What is ROAS?
Return On Advertising Spend (ROAS) is a revenue-based metric used to calculate the efficiency and performance of digital advertising spend. In the mobile world, this often refers specifically to the amount of revenue generated by in-app purchases, advertising impressions, and app subscriptions. This revenue is often measured across user segments, or specific groups of users known to have been acquired through advertising networks or campaigns. By grouping users according to their source, recording the cost associated with acquiring them, and subtracting it from the revenue they’ve generated, mobile marketers are given a clear look into how their choices impact the company’s bottom line.
Knowing your ROAS is an important part of any modern marketing campaign. If your return on ad spend is meeting or exceeding expectations, it’s a good indicator that your strategy is paying off. On the other hand, a low ROAS is a sign that something’s not working and needs to be retooled.
How to Calculate ROAS
ROAS is calculated by dividing the amount of revenue generated by an ad campaign with the amount spent on that ad campaign. For example, if a recent advertising campaign brought in $10,000 after spending $2,000 on ads, that’s an $8,000 or 500% return on that investment. It’s often written as a ratio, which in this case would be 5:1. For every dollar spent on advertising, five dollars were generated in revenue.

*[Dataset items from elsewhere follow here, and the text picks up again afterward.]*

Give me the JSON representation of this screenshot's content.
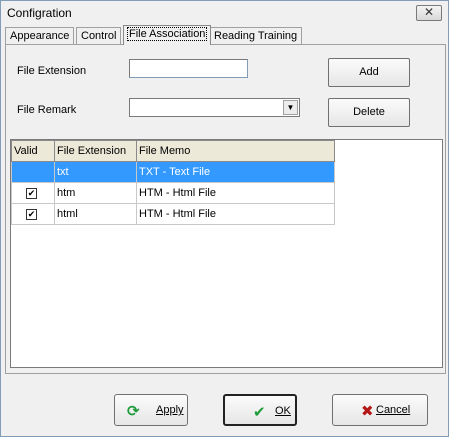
{
  "window": {
    "title": "Configration",
    "close_glyph": "✕"
  },
  "tabs": [
    {
      "label": "Appearance"
    },
    {
      "label": "Control"
    },
    {
      "label": "File Association"
    },
    {
      "label": "Reading Training"
    }
  ],
  "form": {
    "ext_label": "File Extension",
    "ext_value": "",
    "remark_label": "File Remark",
    "remark_value": "",
    "add_label": "Add",
    "delete_label": "Delete"
  },
  "table": {
    "headers": [
      "Valid",
      "File Extension",
      "File Memo"
    ],
    "rows": [
      {
        "valid": false,
        "check": "",
        "ext": "txt",
        "memo": "TXT - Text File"
      },
      {
        "valid": true,
        "check": "✔",
        "ext": "htm",
        "memo": "HTM - Html File"
      },
      {
        "valid": true,
        "check": "✔",
        "ext": "html",
        "memo": "HTM - Html File"
      }
    ]
  },
  "buttons": {
    "apply": "Apply",
    "ok": "OK",
    "cancel": "Cancel"
  },
  "colors": {
    "selection": "#3399ff",
    "apply_icon": "#1e9b3a",
    "ok_icon": "#1e9b3a",
    "cancel_icon": "#b51818"
  }
}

Typically, for mobile user acquisition campaigns, that revenue is calculated by looking at either the in-app purchases made or ad revenue generated by a user acquired through an ad campaign. Positive ROAS that is in line with other app metrics like user retention and ad revenue indicates a healthy ad performance.Engaging ad units such as playable ads and rewarded video ads can sometimes lead to better ROAS, since the users acquired through these ads have had a chance to test drive the app before installing, and therefore are more likely to stick around for the long-term, making in-app purchases and watching ads.